The Papaya Summer
Maya's summer job at Juice Planet was supposed to be chill. Just blend fruit, collect paycheck, flex on Instagram about her "aesthetic lifestyle." That was the plan, anyway.
Then her Abuela started coming in every day with tupperware containers of sliced papaya.
"Mija, is natural vitamins," Abuela would insist in her thick accent, sliding the container across the counter while Maya's coworkers watched. "Better than those powder things you put in drinks."
Maya wanted to die. Like, actually wanted to dissolve into the linoleum floor. Her coworkers would snicker, and she'd furiously scroll through her iPhone, pretending to be busy, ignoring the heat in her cheeks.
The situation escalated when Tyler, the cute shift lead who definitely didn't know Maya existed, asked about the papaya situation.
"Your grandma's obsessed with that fruit, huh?" Tyler said, leaning against the blender station. "It's kinda... intense."
Maya's face burned. "Yeah, she's weird about health stuff. It's embarrassing."
That's when Abuela walked in—right on schedule—and heard her.
The silence that followed was worse than any screaming match. Abuela quietly placed the papaya on the counter, turned around, and walked out without a word.
Maya spent her break hiding in the storage room, staring at her iPhone's cracked screen, rewatching the same TikToks about "gentle parenting" and "toxic family dynamics" until her eyes burned. She felt like garbage.
Two days later, Tyler found her crying behind the dumpster (classic).
"What's up?" he asked, and for once he wasn't looking at his phone.

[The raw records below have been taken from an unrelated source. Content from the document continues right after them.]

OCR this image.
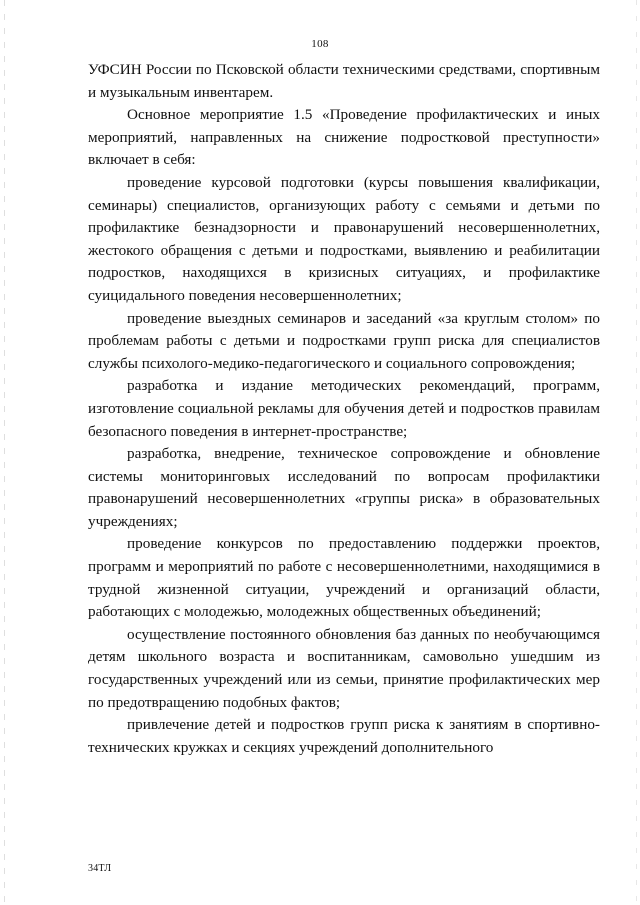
108

УФСИН России по Псковской области техническими средствами, спортивным и музыкальным инвентарем.

Основное мероприятие 1.5 «Проведение профилактических и иных мероприятий, направленных на снижение подростковой преступности» включает в себя:

проведение курсовой подготовки (курсы повышения квалификации, семинары) специалистов, организующих работу с семьями и детьми по профилактике безнадзорности и правонарушений несовершеннолетних, жестокого обращения с детьми и подростками, выявлению и реабилитации подростков, находящихся в кризисных ситуациях, и профилактике суицидального поведения несовершеннолетних;

проведение выездных семинаров и заседаний «за круглым столом» по проблемам работы с детьми и подростками групп риска для специалистов службы психолого-медико-педагогического и социального сопровождения;

разработка и издание методических рекомендаций, программ, изготовление социальной рекламы для обучения детей и подростков правилам безопасного поведения в интернет-пространстве;

разработка, внедрение, техническое сопровождение и обновление системы мониторинговых исследований по вопросам профилактики правонарушений несовершеннолетних «группы риска» в образовательных учреждениях;

проведение конкурсов по предоставлению поддержки проектов, программ и мероприятий по работе с несовершеннолетними, находящимися в трудной жизненной ситуации, учреждений и организаций области, работающих с молодежью, молодежных общественных объединений;

осуществление постоянного обновления баз данных по необучающимся детям школьного возраста и воспитанникам, самовольно ушедшим из государственных учреждений или из семьи, принятие профилактических мер по предотвращению подобных фактов;

привлечение детей и подростков групп риска к занятиям в спортивно-технических кружках и секциях учреждений дополнительного

34ТЛ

Everything spilled out—how Abuela raised Maya alone after her parents died, how papaya was the only thing Abuela could afford when they first came to this country, how the "natural vitamins" speech was Abuela's love language, not just some weird health thing.

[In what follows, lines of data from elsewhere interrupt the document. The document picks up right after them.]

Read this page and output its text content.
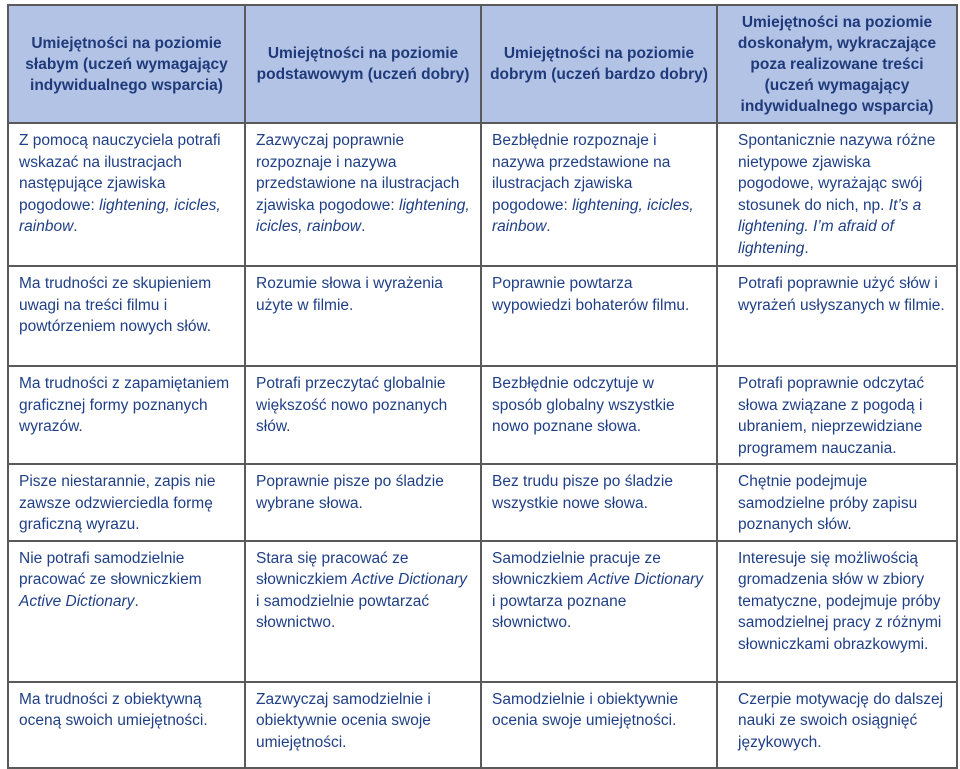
Umiejętności na poziomie słabym (uczeń wymagający indywidualnego wsparcia)	Umiejętności na poziomie podstawowym (uczeń dobry)	Umiejętności na poziomie dobrym (uczeń bardzo dobry)	Umiejętności na poziomie doskonałym, wykraczające poza realizowane treści (uczeń wymagający indywidualnego wsparcia)

Z pomocą nauczyciela potrafi wskazać na ilustracjach następujące zjawiska pogodowe: lightening, icicles, rainbow.	Zazwyczaj poprawnie rozpoznaje i nazywa przedstawione na ilustracjach zjawiska pogodowe: lightening, icicles, rainbow.	Bezbłędnie rozpoznaje i nazywa przedstawione na ilustracjach zjawiska pogodowe: lightening, icicles, rainbow.	Spontanicznie nazywa różne nietypowe zjawiska pogodowe, wyrażając swój stosunek do nich, np. It’s a lightening. I’m afraid of lightening.

Ma trudności ze skupieniem uwagi na treści filmu i powtórzeniem nowych słów.	Rozumie słowa i wyrażenia użyte w filmie.	Poprawnie powtarza wypowiedzi bohaterów filmu.	Potrafi poprawnie użyć słów i wyrażeń usłyszanych w filmie.

Ma trudności z zapamiętaniem graficznej formy poznanych wyrazów.	Potrafi przeczytać globalnie większość nowo poznanych słów.	Bezbłędnie odczytuje w sposób globalny wszystkie nowo poznane słowa.	Potrafi poprawnie odczytać słowa związane z pogodą i ubraniem, nieprzewidziane programem nauczania.

Pisze niestarannie, zapis nie zawsze odzwierciedla formę graficzną wyrazu.	Poprawnie pisze po śladzie wybrane słowa.	Bez trudu pisze po śladzie wszystkie nowe słowa.	Chętnie podejmuje samodzielne próby zapisu poznanych słów.

Nie potrafi samodzielnie pracować ze słowniczkiem Active Dictionary.	Stara się pracować ze słowniczkiem Active Dictionary i samodzielnie powtarzać słownictwo.	Samodzielnie pracuje ze słowniczkiem Active Dictionary i powtarza poznane słownictwo.	Interesuje się możliwością gromadzenia słów w zbiory tematyczne, podejmuje próby samodzielnej pracy z różnymi słowniczkami obrazkowymi.

Ma trudności z obiektywną oceną swoich umiejętności.	Zazwyczaj samodzielnie i obiektywnie ocenia swoje umiejętności.	Samodzielnie i obiektywnie ocenia swoje umiejętności.	Czerpie motywację do dalszej nauki ze swoich osiągnięć językowych.
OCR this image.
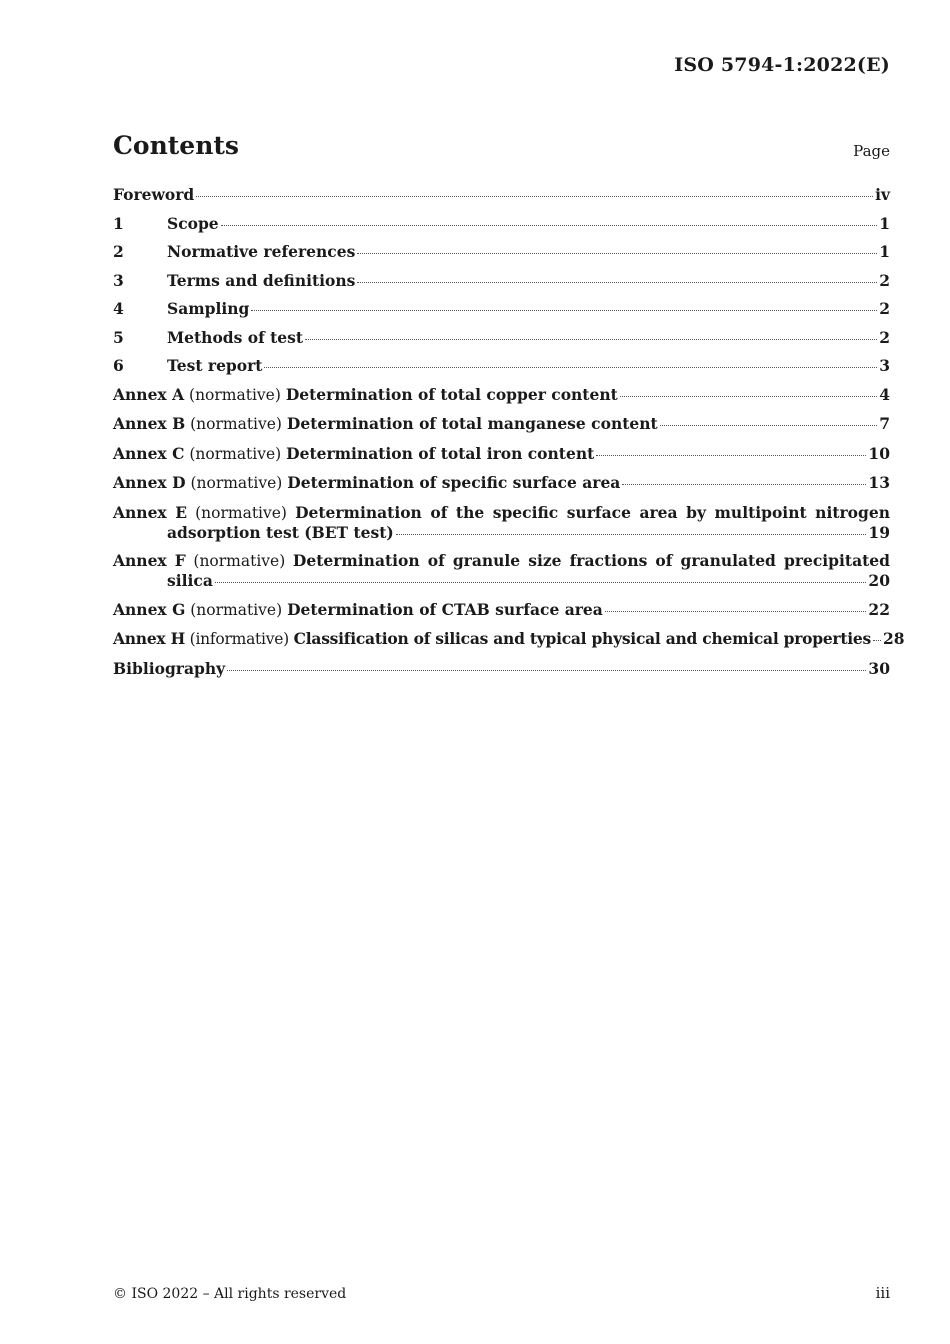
ISO 5794-1:2022(E)
Contents	Page
Foreword	iv
1	Scope	1
2	Normative references	1
3	Terms and definitions	2
4	Sampling	2
5	Methods of test	2
6	Test report	3
Annex A (normative) Determination of total copper content	4
Annex B (normative) Determination of total manganese content	7
Annex C (normative) Determination of total iron content	10
Annex D (normative) Determination of specific surface area	13
Annex E (normative) Determination of the specific surface area by multipoint nitrogen
adsorption test (BET test)	19
Annex F (normative) Determination of granule size fractions of granulated precipitated
silica	20
Annex G (normative) Determination of CTAB surface area	22
Annex H (informative) Classification of silicas and typical physical and chemical properties 28
Bibliography	30
© ISO 2022 – All rights reserved	iii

Tyler sat there for a minute. Then he pulled out his own iPhone.
"My Nonna does the same thing with garlic," he said finally. "She puts it in everything. I used to be embarrassed too."
He helped her off the ground.
"Hey, your Abuela still bring that papaya?" he asked. "Because I've been wanting to try it."
The next day, Maya cut up Abuela's papaya for the staff to try. Tyler posted it on his story with the caption "natural vitamins >>>" and suddenly everyone wanted papaya smoothies.
But the real glow-up wasn't the trend. It was walking home with Abuela that evening, no longer rushing ahead, no longer checking her iPhone every five seconds, just eating papaya slices from the container and listening to stories about the village Abuela left behind.
Some vitamins don't come in powders. Some lessons can't be Googled. And sometimes the cringiest things about your family are actually your flex.